Opportunities for Business
The obvious opportunities with open banking for B2B commerce is to speed payment, reduce the processing costs for payments, and make each transaction as smooth as possible. With data so accessible, accounts can be opened and approved at the speed of digital. In addition, sellers that opt to become a PISP can directly collect. No need to wait for a check to clear the ACH and no processing fees from a debit card, credit card, or wire transfer. It’s a rigorous process to become a PISP but if your business handles large transactions and is looking to reduce those large associated fees, this may be a real cost-cutting opportunity.
As you can see, with a simple API, the current payment flow that includes processing payment gateway fees and includes an issuing bank and an acquiring bank as well as the merchant and user can be cut down to simply the merchant and user. Replacing fees with an API and acting as your own PISP can be a real cost saving opportunity.
But the real opportunities lie with the banking and fintech companies. The field is ripe for the development of automated accounting apps, streamlined lending, and improved identity and financial security products. Open banking for B2B eCommerce means factoring and receivables lending should be easier than ever.
To avoid the trap of the slick app that has no marketability (as discussed in the challenges above) your new open banking products should build on your existing product strategy. Ross Republic has created a strategy canvas to help avoid this pitfall.

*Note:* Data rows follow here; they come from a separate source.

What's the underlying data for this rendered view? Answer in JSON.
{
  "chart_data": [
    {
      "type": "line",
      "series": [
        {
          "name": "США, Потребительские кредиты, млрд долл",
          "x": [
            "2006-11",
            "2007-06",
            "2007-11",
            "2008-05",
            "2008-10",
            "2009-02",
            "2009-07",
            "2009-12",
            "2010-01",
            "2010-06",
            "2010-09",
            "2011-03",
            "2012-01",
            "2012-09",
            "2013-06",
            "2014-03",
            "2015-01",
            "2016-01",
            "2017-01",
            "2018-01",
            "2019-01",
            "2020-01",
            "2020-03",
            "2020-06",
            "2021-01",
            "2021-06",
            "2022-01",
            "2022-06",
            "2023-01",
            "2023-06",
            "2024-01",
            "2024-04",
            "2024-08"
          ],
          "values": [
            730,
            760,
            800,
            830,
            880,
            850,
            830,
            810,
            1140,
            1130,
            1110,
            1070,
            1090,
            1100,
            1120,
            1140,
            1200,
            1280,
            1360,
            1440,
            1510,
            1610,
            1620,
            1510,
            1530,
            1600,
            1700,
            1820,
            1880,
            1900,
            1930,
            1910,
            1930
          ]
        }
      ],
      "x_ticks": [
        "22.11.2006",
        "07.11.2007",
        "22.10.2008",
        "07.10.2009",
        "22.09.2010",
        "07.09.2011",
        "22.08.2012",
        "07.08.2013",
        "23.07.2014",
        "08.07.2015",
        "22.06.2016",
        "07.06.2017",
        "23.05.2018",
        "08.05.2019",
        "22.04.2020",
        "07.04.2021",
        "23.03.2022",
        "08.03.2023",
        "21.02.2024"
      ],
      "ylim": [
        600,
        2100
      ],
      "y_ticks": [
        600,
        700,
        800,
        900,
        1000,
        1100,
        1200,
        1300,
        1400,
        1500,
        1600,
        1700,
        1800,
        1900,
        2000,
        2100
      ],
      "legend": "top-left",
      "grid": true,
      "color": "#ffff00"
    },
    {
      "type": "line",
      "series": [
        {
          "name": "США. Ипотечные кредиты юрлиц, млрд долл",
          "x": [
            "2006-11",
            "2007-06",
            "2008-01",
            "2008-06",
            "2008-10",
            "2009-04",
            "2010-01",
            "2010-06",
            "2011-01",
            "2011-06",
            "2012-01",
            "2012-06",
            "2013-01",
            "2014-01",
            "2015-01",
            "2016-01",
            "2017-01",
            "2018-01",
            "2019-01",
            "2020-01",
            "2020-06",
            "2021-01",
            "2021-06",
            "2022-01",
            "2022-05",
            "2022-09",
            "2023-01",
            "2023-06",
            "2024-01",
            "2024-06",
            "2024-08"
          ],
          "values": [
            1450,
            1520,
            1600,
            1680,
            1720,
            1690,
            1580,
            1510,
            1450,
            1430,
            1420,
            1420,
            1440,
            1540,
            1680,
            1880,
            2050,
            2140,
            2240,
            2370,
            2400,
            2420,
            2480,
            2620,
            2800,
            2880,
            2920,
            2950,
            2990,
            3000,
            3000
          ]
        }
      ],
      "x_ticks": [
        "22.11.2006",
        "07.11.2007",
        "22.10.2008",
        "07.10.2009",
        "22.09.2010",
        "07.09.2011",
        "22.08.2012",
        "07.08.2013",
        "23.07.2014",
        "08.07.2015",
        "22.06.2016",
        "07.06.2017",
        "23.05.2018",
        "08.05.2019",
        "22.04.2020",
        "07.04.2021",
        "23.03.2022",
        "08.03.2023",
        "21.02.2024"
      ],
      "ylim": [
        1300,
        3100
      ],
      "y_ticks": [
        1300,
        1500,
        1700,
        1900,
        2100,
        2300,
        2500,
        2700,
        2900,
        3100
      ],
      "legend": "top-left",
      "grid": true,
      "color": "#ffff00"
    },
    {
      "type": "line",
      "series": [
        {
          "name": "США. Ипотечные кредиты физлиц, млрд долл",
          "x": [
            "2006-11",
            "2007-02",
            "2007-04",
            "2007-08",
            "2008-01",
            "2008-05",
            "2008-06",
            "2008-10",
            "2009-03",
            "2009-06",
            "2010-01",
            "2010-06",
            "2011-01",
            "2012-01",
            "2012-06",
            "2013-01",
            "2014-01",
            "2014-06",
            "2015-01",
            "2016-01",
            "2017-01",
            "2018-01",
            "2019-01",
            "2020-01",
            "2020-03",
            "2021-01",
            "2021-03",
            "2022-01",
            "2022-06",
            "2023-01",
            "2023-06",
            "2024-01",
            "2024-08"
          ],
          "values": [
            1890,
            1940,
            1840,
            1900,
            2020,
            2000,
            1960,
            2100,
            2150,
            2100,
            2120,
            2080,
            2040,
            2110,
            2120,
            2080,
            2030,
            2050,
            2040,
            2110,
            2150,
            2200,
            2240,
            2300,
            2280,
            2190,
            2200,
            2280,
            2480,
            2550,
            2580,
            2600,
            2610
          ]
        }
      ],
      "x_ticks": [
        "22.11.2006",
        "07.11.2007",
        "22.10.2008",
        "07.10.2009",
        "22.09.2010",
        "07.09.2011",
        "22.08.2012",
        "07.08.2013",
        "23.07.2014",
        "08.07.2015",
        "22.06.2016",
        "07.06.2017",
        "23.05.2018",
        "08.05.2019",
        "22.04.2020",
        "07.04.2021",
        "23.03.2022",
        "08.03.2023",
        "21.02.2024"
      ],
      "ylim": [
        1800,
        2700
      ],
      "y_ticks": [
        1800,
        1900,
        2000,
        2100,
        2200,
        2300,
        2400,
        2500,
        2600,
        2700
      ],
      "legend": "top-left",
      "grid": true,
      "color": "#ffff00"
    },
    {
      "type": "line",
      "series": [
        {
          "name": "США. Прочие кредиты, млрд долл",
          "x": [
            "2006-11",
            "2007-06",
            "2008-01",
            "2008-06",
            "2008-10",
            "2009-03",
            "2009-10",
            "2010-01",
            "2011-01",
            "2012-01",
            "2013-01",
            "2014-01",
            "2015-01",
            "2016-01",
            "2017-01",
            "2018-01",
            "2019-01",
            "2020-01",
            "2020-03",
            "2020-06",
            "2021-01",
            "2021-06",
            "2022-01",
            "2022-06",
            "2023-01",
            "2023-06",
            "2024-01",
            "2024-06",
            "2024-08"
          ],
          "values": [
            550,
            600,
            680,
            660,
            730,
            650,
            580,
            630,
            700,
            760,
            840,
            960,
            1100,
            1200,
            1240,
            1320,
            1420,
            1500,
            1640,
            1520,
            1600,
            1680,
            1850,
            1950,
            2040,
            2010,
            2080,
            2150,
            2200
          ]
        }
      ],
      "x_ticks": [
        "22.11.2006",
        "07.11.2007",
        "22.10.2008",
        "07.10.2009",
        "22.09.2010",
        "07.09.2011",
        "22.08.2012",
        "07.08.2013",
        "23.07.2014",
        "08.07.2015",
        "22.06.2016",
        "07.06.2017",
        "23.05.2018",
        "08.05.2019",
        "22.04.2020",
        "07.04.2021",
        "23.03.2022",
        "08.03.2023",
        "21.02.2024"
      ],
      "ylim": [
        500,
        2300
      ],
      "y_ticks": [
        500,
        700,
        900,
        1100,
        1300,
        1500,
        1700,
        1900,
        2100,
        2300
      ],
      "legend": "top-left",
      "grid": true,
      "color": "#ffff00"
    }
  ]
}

On this canvas, the customer is the focus of the blocks on the right-hand side and the back-end is the focus of the blocks on the left hand side. Notice that you start with customer and key business objectives and then bring them into alignment. Then you can freely ideate the products and services that can be built around the data.
Open Banking and the Future
What does open banking mean for the future? It depends on how the implementation shakes out. In one scenario, everyone complies, and no one innovates. This seems unlikely given the new products already reaching the market.
What’s more likely is that tech giants will arise and may even displace the role of banks in the economy. Imagine an economy where tech giants like Amazon or Alibaba leverage their size to get into the lending business. Apple might cut the need for a debit or credit card to be associated with ApplePay. Your paycheck might be directly deposited to a yet to be invented Google cash in the future. For banks, they will need to create their own digital strategy or be disrupted out of the marketplace. Hard to believe, but who thought printers would one day be able to order their own ink?
Of course, banks might fully embrace technology and become the tech giants. They may build their own payment networks and integrate directly with large retailers. Or retailers might embrace acting as their own PISPs and turn the tables on the banks.
One thing we know for sure is that the idea of open banking and the implementation of open banking will certainly impact how business is transacted. It’s an issue to continue to watch now and in the future.